On Monday evening, in the final hours of debate on the $410 billion Omnibus Appropriations Bill that passed the Senate yesterday, Sen. John McCain (R-AZ) offered an amendment that would have effectively erased all so-called “earmarks” from the final legislation.
The amendment was soundly defeated, but Sen. Maria Cantwell (D-WA), oddly enough, voted for the amendment, which would have eliminated all of the earmarks she secured in the bill—one estimate puts Cantwell’s earmark total at about $78 million. She was one of only four Democrats that voted for McCain’s amendment, which was defeated 63-32. largely along partisan lines (GOP aye, Democrats nay.)
The rest of those Democratic Senators—Sens. Evan Bayh (D-IN), Russell Feingold (D-WI) and Claire McCaskill (D-MO)—also voted against the final appropriations bill, which passed, with Cantwell’s vote, 62-35.
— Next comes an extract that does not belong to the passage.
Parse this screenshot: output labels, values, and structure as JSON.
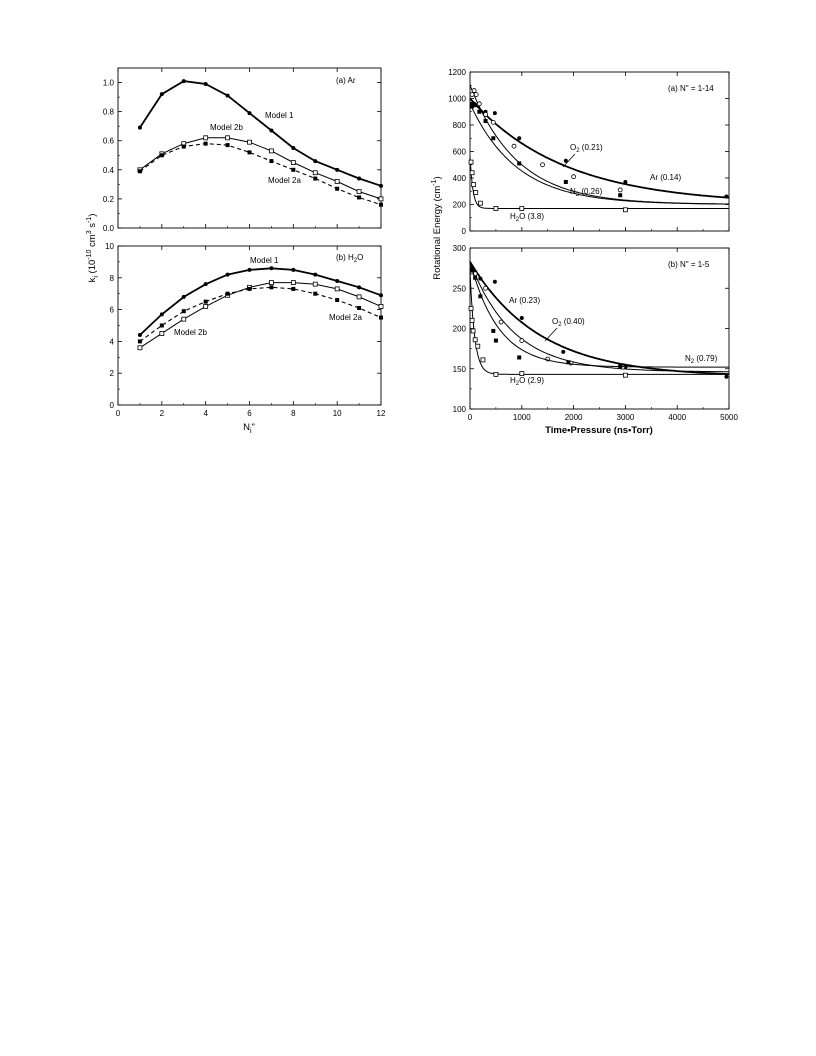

Reports say Cantwell has written in around 100 of her own earmarks, and the Taxpayers for Common Sense ranked her no. 49 on their list of Senate earmarkers.
This morning, Cantwell’s office released a statement going into minor detail on the appropriations the Senator helped secure for Washington State, including money for drug initiatives, agriculture funding, and $2 million for coast weather radar, among other funding.
The battle over earmarks—there are 9,000 in the final bill according to the Taxpayers for Common Sense—has reached a fever pitch in recent weeks, with McCain as one of the lead attackers. Sen. Patty Murray was ranked the No. 12 ”earmarker.”
The Appropriations bill was actually drafted last year, under the Bush Administration, and was bogged down in Congress for weeks as the Senate battled it out over the amount of targeted spending in the bill. Cantwell’s office notes that the final Appropriations bill contained five percent fewer earmarks than last year’s bill.
Cantwell’s office didn’t return a call about the vote this morning.